The Great Escape

August 27, 2006

“God takes account of how we live for Him in the here and now. Today counts forever. If the early Christians had only been concerned about heaven, then there would have been little need for Rome to deal with Christians like Paul. But the early church believed in God and history, heaven and earth, this age and the age to come. This is why Paul and his followers were considered a threat. If he had only been “other worldly” where the only legitimate sphere of Christian activity was heaven, then Rome would have dismissed him and others like him as religious mystics. But the gospel Paul preached forced men and women to choose sides, and the choice of sides had an effect on the world in which they lived.”

Another excellent article by Gary DeMar  on how Christians cannot espouse an escapist eschatology and call it biblical.

6 Responses to “The Great Escape”

  1. Ron Says:

    Sounds like someone needs to read Jesus’ response to Pilate in the GoJ.

  2. Rob Says:


    I wonder why you say this. Is it because of the “My kingdom is not from this world?” I don’t see how that statement clashes with the article cited above. Jesus means that his kingdom is not from this world in the sense that his followers do not fight to establish him as king. It’s not the kind of political overthrow that many Jews desired, but it doesn’t mean that Christ’s kingdom is otherworldly.

  3. -mike- Says:

    Ron sounds like a bit of a heavyweight. Random commenter though… it was kind of stupid, honestly.

    All due respect, Ron!

    No. The statement doesn’t clash. That has nothing to do with the future but a basic metaphysical reality: heaven is not earth. They aren’t the same (pantheism or panentheism) nor are they seperated (deism) They connect and intertwine in various places at various times in various ways. The idea of the eucharist is one thing… (kyle will surely have something to say on that)

  4. Q Says:

    Wright deals with that interpretation by insisting that ek must be translated “from”, not “of”.
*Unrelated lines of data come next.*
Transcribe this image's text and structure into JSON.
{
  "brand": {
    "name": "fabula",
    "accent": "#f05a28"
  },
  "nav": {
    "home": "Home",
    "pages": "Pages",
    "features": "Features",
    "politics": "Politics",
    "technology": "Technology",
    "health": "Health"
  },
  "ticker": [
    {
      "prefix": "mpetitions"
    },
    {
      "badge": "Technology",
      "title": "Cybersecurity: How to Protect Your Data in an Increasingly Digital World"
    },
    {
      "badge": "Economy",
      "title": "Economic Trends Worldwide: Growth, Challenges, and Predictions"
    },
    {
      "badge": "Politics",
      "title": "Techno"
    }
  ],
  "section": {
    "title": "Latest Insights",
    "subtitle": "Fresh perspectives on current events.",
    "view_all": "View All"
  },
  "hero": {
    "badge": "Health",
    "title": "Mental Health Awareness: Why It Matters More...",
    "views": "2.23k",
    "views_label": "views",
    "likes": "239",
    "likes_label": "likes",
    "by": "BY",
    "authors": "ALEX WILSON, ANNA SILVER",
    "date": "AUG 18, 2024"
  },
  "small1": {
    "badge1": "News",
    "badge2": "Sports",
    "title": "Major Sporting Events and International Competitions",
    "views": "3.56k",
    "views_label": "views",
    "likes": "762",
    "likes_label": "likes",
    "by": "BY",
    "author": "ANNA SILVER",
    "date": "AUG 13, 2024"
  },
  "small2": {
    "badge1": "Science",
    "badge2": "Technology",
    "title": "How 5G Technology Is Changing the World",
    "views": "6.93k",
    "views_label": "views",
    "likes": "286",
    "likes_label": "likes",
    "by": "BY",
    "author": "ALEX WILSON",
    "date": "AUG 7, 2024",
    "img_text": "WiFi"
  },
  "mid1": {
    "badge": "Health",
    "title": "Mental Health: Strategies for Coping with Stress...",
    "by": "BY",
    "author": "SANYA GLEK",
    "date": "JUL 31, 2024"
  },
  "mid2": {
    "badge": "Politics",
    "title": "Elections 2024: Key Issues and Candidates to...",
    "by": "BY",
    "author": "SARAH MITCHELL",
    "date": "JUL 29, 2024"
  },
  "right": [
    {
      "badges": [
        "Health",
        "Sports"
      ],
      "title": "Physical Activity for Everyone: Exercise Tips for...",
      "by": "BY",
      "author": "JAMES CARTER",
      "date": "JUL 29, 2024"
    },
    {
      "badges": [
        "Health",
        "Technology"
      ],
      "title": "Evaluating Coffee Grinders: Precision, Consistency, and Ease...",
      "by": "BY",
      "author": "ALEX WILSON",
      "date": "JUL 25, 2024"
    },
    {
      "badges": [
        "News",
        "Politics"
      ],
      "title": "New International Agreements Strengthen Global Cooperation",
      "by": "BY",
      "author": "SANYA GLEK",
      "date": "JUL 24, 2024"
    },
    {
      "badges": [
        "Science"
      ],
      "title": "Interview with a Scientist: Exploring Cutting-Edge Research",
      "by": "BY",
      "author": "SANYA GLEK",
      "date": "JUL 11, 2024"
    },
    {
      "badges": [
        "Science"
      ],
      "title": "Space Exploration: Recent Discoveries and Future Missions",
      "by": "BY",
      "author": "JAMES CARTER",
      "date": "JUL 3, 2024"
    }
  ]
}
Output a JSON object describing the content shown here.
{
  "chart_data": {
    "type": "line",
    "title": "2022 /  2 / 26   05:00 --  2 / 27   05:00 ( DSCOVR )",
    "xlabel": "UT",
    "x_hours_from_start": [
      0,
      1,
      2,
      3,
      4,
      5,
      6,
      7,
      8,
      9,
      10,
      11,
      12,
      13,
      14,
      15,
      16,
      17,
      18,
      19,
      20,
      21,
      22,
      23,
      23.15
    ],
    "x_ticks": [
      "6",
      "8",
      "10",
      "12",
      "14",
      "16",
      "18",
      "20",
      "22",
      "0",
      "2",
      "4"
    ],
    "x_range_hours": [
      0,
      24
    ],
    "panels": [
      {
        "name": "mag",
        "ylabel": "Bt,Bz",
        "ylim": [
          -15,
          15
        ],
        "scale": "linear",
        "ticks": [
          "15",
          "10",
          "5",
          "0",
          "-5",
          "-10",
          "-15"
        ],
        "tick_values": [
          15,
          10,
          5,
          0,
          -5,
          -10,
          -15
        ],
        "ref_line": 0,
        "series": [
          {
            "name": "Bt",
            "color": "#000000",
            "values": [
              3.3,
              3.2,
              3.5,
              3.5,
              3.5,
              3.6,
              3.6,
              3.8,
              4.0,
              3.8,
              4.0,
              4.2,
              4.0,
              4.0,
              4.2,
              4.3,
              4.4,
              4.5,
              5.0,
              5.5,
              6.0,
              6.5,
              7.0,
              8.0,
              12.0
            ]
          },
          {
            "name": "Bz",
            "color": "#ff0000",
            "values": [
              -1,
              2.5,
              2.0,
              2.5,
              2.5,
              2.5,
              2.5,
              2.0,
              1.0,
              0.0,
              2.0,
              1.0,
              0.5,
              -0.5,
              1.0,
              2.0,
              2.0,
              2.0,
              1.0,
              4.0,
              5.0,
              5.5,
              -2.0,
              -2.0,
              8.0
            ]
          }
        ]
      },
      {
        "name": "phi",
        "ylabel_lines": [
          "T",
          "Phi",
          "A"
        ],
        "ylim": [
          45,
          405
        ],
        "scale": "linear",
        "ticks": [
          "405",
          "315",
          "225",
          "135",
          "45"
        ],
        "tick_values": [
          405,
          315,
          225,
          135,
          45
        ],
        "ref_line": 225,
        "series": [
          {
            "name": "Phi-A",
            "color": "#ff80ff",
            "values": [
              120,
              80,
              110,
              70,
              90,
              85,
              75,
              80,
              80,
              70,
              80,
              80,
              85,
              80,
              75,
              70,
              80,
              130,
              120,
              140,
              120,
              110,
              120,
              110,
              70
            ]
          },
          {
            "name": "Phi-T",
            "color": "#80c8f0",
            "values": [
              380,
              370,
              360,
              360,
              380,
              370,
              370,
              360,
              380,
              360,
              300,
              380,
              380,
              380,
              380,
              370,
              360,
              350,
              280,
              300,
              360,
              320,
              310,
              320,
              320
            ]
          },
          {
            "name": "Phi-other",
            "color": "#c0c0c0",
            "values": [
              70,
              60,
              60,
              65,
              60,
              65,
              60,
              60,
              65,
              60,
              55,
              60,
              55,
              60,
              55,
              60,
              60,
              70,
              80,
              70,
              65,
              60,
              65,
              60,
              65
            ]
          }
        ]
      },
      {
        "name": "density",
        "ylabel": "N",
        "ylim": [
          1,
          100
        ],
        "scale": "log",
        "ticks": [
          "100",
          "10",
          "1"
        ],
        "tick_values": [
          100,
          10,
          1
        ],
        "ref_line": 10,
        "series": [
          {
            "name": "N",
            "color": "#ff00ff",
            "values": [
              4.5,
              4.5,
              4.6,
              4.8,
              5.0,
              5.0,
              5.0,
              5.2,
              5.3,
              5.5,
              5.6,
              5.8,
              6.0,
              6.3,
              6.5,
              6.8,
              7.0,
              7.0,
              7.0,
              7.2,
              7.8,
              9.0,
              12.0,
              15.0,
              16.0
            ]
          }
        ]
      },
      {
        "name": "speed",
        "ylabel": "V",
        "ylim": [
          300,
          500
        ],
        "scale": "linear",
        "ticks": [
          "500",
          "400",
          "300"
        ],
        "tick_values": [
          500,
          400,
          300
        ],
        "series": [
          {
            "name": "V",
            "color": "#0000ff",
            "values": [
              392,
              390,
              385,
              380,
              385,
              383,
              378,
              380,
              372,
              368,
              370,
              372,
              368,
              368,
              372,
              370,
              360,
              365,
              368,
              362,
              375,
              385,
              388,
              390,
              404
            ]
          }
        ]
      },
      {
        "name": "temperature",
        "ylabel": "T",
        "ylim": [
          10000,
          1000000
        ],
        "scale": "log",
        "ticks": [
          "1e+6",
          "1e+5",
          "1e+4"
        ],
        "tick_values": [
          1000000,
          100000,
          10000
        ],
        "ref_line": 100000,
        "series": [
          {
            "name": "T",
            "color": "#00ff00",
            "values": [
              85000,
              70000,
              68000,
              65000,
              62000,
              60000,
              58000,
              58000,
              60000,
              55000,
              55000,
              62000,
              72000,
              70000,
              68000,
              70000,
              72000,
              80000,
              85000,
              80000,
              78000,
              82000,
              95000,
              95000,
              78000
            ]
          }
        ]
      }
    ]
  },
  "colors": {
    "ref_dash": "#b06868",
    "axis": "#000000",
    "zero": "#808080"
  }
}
    Jesus kingdom is not from this world. That is, it would not come into effect by worldly efforts (military acts, as Rob rightly points out).

    But Jesus’ kingdom is of the world: i.e., it has implications for our conduct in this world, per DeMar’s argument.

  5. Kyle Says:

    Yah, ditto Q on that one. We must not forget that Jesus was executed as an insurrectionist. Living in the Empire was and is a holistic matter. Whether or not one accepts Caesar’s claims to be the ultimate authority changes everything. The Christians relativized Caesar’s claims in light of Jesus. That made them dangerous. The idea of a “spiritual” sphere that’s separate from one’s public life is a very recent invention, and the very notion that Jesus could have espoused some kind of quietist apolitical way of life is anachronistic at best, and just a piece of eisegesis at worst.

    And really, a backhanded remark that Rob doesn’t read the Bible enough isn’t the same as just saying, “How do you deal with Jesus’ answer to Pilate?” One is honest, and the other is rude.

  6. Byron Says:

    Yeah, once again what I was about to say has already been said by Q and Kyle… Oh well… go team!